Estas medições extremamente precisas foram obtidas por uma equipa internacional liderada por Reinhard Genzel do Instituto Max Planck de Física Extraterrestre (MPE) em Garching, Alemanha, em colaboração com investigadores do Observatório de Paris—PSL, Universidade de Grenoble-Alpes, CNRS, Instituto Max Planck de Astronomia, Universidade de Colónia, Centro de Astrofísica e Gravitação (CENTRA) e ESO. Estas observações são o culminar de 26 anos das observações mais precisas de sempre do centro da Via Láctea obtidas com instrumentos do ESO [3].

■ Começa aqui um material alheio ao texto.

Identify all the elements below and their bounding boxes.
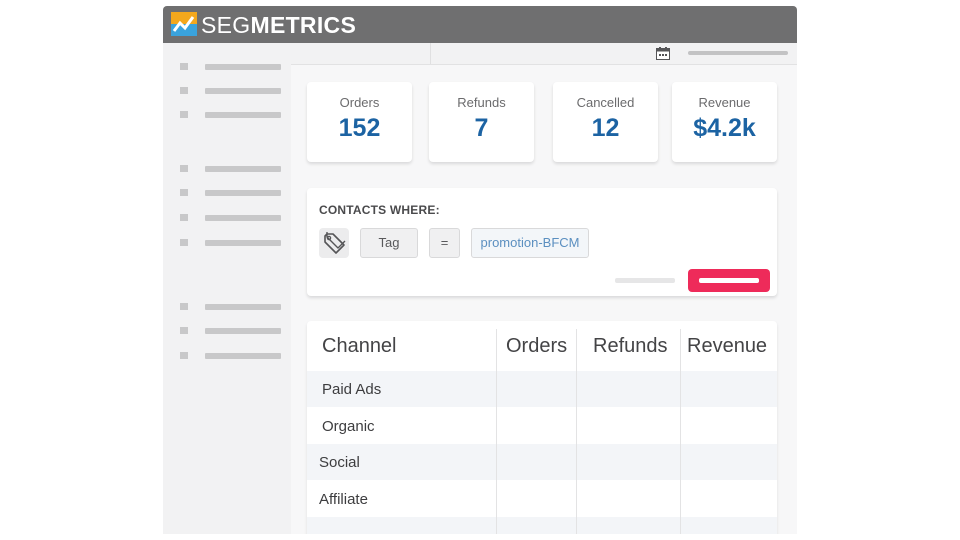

“Esta é a segunda vez que observamos a passagem da S2 próximo do buraco negro situado no nosso centro galáctico. No entanto, desta vez, devido à instrumentação disponível muito melhorada, fomos capazes de observar a estrela com uma resolução sem precedentes,” explica Genzel. “Estas observações foram preparadas arduamente durante vários anos, uma vez que queríamos tirar o máximo partido desta oportunidade única de observar os efeitos da relatividade geral.”
As novas medições revelam claramente um efeito chamado desvio para o vermelho gravitacional. A luz emitida pela estrela é “esticada” na direção dos maiores comprimentos de onda por efeito do campo gravitacional muito forte do buraco negro. E a variação do comprimento de onda da luz da S2 está precisamente de acordo com a variação prevista pela teoria da relatividade geral de Einstein. Trata-se da primeira vez que este tipo de desvio às previsões da teoria da gravidade newtoniana é observado no movimento de uma estrela em torno de um buraco negro supermassivo.

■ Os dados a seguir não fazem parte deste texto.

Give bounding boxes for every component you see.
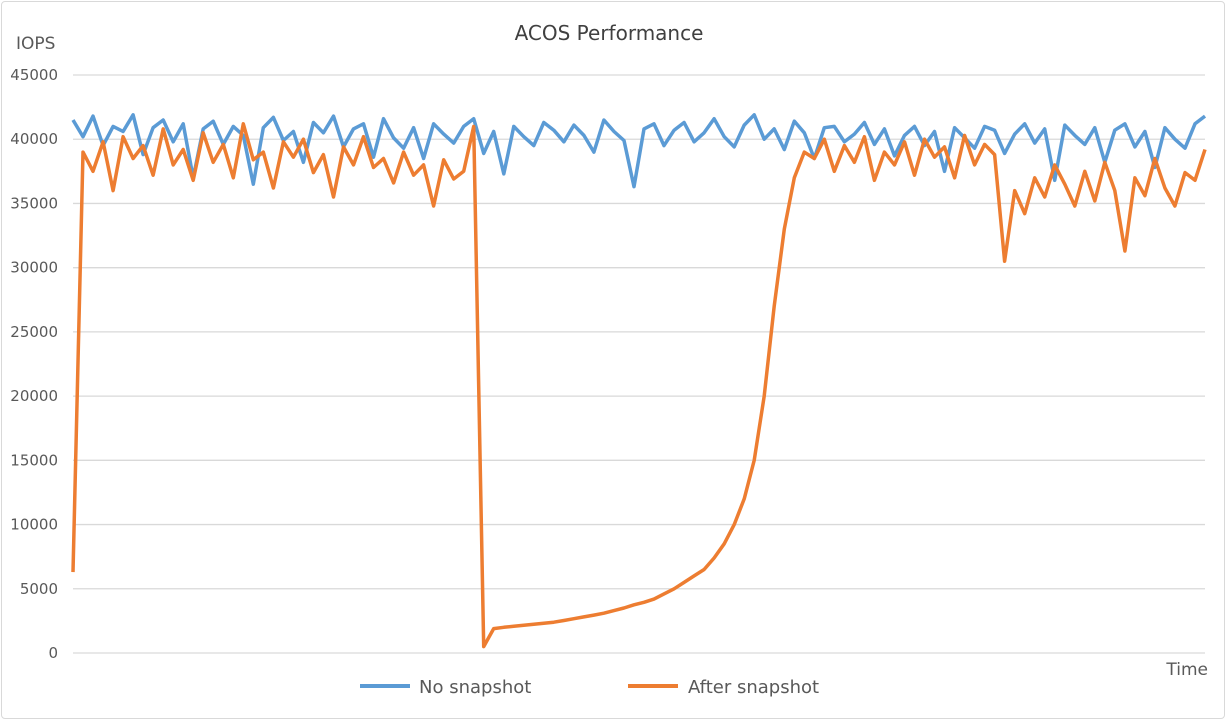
y-tick-label: 45000 (10, 66, 58, 84)
y-tick-label: 0 (48, 644, 58, 662)
y-axis-label: IOPS (16, 34, 55, 54)
y-tick-label: 15000 (10, 451, 58, 469)
chart-title: ACOS Performance (515, 21, 704, 45)
y-tick-label: 25000 (10, 323, 58, 341)
x-axis-label: Time (1165, 660, 1208, 680)
series-line-after-snapshot (71, 122, 1207, 649)
y-tick-label: 20000 (10, 387, 58, 405)
y-tick-label: 10000 (10, 516, 58, 534)
legend-label-no-snapshot: No snapshot (419, 677, 531, 698)
y-tick-label: 5000 (20, 580, 58, 598)
y-tick-label: 35000 (10, 194, 58, 212)
y-tick-label: 30000 (10, 259, 58, 277)
y-tick-label: 40000 (10, 130, 58, 148)
legend: No snapshot After snapshot (360, 677, 819, 698)
series-line-no-snapshot (71, 113, 1207, 189)
legend-label-after-snapshot: After snapshot (688, 677, 819, 698)
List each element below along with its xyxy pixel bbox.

A equipa usou o SINFONI para medir a velocidade da S2 a aproximar-se e a afastar-se da Terra e o instrumento interferométrico GRAVITY para fazer medições extremamente precisas das variações de posição da S2 de modo a poder definir-se a forma da sua órbita. As imagens criadas pelo GRAVITY são tão nítidas que conseguem mostrar o movimento da estrela de noite para noite à medida que esta passa perto do buraco negro — a 26 000 anos-luz de distância da Terra.
“As nossas primeiras observações da S2 com o GRAVITY, há cerca de 2 anos atrás, mostraram que poderíamos ter efetivamente no buraco negro um laboratório ideal,” acrescenta Frank Eisenhauser (MPE), Investigador Principal do GRAVITY e do espectrógrafo SINFONI. “Durante a passagem próxima, pudemos inclusivamente detectar na maioria das imagens o brilho ténue da estrela a orbitar em torno do buraco negro, o que nos permitiu seguir a sua órbita de forma muito precisa e detectar assim o desvio para o vermelho gravitacional no espectro da S2.”
Mais de cem anos após a publicação do seu artigo que descreveu as equações da relatividade geral, Einstein mostrou estar certo uma vez mais — e num laboratório muito mais extremo do que alguma vez poderia imaginar!
Françoise Delplancke, Chefe do Departamento de Engenharia de Sistemas no ESO, explica a importância destas observações: “No Sistema Solar podemos apenas testar as leis da física agora e sob determinadas condições. Por isso é muito importante em astronomia testar também as leis que são ainda válidas quando os campos gravitacionais são muito mais fortes.”
Espera-se conseguir revelar outro efeito relativista no final do ano com observações de seguimento — uma pequena rotação da órbita da estrela, conhecida por precessão de Schwarzschild — à medida que a S2 se afasta do buraco negro.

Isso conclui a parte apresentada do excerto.